THE Zimbabwe government is carrying out a major overhaul of the country’s mining legislation and regulations, but the southern African country’s miners are waiting for words to be turned into actions.
That became apparent at the Harare Indaba – Investing in resources and mining in Zimbabwe – held today in Johannesburg where Polite Kambamura – deputy minister for Mines and Mining Development in Zimbabwe – outlined hugely ambitious targets for the country’s mining sector.
In reply, Batirai Manhando, president of the Chamber of Mines of Zimbabwe, commented that the chamber was continuing to lobby the government over the proposed changes.
Specific areas highlighted was the scrapping of the requirement that platinum miners had to sell 51% of their companies to local investors in terms of an indigenisation policy through which Zimbabwe had wanted to retain domestic control over production of what it considered a strategically important mineral.

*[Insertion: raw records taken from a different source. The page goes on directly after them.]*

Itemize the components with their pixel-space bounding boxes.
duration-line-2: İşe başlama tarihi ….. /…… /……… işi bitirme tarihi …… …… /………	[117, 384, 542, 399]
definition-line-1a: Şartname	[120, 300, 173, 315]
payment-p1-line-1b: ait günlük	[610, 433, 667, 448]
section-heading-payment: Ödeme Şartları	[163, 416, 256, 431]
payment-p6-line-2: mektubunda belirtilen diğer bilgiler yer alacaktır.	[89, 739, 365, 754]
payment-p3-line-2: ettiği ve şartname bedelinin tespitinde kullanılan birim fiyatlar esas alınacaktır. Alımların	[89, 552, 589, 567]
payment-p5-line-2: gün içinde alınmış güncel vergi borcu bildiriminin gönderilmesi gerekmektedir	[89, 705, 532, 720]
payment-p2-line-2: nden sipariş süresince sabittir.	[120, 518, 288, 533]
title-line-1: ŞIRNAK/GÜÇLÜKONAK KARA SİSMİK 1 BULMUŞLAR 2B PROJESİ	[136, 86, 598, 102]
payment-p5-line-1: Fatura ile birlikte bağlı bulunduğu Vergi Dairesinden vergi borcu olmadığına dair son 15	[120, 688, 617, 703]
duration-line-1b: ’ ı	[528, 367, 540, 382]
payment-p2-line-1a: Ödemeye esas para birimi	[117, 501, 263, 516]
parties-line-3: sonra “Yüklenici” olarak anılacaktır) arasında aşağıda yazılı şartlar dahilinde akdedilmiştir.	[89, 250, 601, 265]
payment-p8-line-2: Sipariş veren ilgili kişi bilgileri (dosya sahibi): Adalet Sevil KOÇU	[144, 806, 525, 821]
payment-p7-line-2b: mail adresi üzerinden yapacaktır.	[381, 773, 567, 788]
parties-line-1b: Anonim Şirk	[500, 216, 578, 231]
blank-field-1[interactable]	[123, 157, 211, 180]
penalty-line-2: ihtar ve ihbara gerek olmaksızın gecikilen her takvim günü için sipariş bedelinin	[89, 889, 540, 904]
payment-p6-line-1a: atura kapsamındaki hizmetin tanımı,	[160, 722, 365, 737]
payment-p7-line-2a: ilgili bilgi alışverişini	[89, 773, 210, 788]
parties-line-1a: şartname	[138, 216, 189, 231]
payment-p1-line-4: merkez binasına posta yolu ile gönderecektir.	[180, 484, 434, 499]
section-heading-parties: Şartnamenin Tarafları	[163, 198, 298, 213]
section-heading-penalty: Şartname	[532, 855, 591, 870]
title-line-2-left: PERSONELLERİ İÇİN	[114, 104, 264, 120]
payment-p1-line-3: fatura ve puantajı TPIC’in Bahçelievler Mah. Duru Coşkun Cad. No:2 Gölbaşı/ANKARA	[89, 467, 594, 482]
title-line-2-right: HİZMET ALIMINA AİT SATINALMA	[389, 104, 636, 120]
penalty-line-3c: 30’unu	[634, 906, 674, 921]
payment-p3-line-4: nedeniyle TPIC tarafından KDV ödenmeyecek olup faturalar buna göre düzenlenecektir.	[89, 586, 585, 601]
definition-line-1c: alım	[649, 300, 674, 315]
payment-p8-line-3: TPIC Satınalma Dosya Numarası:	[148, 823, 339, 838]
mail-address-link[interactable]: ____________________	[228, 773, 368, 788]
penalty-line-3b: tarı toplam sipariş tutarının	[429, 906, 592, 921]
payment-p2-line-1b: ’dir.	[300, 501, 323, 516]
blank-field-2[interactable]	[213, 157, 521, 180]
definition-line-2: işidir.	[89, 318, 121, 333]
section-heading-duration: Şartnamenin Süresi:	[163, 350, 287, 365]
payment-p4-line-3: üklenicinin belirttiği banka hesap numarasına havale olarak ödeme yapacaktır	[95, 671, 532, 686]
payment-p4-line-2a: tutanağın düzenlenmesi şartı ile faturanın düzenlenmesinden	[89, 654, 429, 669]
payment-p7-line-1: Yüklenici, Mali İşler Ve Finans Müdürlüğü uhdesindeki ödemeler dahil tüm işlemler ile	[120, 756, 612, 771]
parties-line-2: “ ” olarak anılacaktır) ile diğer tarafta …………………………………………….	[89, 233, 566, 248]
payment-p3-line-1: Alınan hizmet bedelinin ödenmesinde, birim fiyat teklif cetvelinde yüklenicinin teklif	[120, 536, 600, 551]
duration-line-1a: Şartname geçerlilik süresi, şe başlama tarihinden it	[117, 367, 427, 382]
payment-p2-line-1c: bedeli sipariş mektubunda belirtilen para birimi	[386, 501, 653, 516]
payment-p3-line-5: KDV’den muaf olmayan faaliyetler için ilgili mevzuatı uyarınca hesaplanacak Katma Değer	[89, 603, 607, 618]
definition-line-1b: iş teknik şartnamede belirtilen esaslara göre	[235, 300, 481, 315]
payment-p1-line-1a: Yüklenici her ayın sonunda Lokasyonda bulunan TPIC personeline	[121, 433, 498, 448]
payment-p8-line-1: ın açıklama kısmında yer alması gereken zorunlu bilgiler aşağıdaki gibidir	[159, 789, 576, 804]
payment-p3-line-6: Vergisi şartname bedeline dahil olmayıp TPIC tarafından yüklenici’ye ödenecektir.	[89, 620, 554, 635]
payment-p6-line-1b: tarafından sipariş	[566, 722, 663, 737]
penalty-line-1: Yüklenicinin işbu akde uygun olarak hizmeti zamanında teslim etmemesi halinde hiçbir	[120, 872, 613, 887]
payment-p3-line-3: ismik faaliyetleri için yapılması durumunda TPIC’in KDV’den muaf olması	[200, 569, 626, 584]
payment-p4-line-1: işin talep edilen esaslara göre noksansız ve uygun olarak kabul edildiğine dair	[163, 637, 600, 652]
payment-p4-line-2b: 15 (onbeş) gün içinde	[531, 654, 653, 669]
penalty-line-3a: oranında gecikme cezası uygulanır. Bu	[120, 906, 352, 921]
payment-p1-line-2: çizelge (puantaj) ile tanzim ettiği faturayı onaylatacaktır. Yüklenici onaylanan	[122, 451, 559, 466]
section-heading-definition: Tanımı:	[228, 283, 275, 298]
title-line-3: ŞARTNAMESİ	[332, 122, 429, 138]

Zimbabwe finance minister, Mthuli Ncube, announced early in March during an interview with Bloomberg Television that this requirement was to be scrapped.
Kambamura repeated that commitment today stating foreign companies would be able to own 100% of their platinum mining ventures in the country if they wanted.
But, in his address, Manhando said the Chamber of Mines wanted to see the existing indigenisation legislation, which also affects diamond mines, officially scrapped and replaced with the new measures “… so that industry players will come in”.
“These two require a lot of capital and if you put restrictions on them I don’t think you will be able to attract a lot of investment. We continue to lobby the government to address this officially,” he said.
Asked why the chamber was still lobbying government on such indigenisation regulations – after comments by finance minister Ncube and deputy mines minister Kambamura that they were being scrapped – Manhando said he wanted to see the new legislation passed by parliament and the new regulations actually implemented.
Kambamura replied that this would happen “… very soon, like yesterday”.
In his address Kambamura said his ministry’s ‘vision’ was for the mining sector to earn $12bn in revenues by 2020, rising to $20bn by 2030.
Key minerals to be exploited to reach these targets included gold, platinum group metals and diamonds. Zimbabwe’s gold production was expected to reach 100 tons a year by 2023 compared with a gold production target of 40t for 2019.
But it seems one of the major negative factors affecting gold mining investment in Zimbabwe – the legal requirement for gold miners to sell their output to the Government through an agency – Fidelity Printers – is not going to be ended anytime soon.
The official gold miners are charged a fee for doing this and do not get full value for their gold production. They are at a disadvantage to Zimbabwe’s booming informal gold mining sector which avoids this requirement through dealing on the black market and pays no tax or royalties to the state.
Kambamura said there were “several engagements” underway with government to open up gold sales avenues to “other players”. But he added: “We are in a transitional period and gold is the major contributor for foreign currency so currently all gold production will be delivered to Fidelity Printers”.
Asked how the Zimbabwe government intended bringing the informal miners into the official gold sector, Kambamura replied: “We have noted that there are a lot of leakages from that sector and the informal sector will be recognised in the amended mines and minerals act.
“Government will formalise the sector through making sure they are mining on registered claims and that their production is accounted for. Government will also come up with gold service centres throughout the provinces to mobilise gold deliveries to Government.”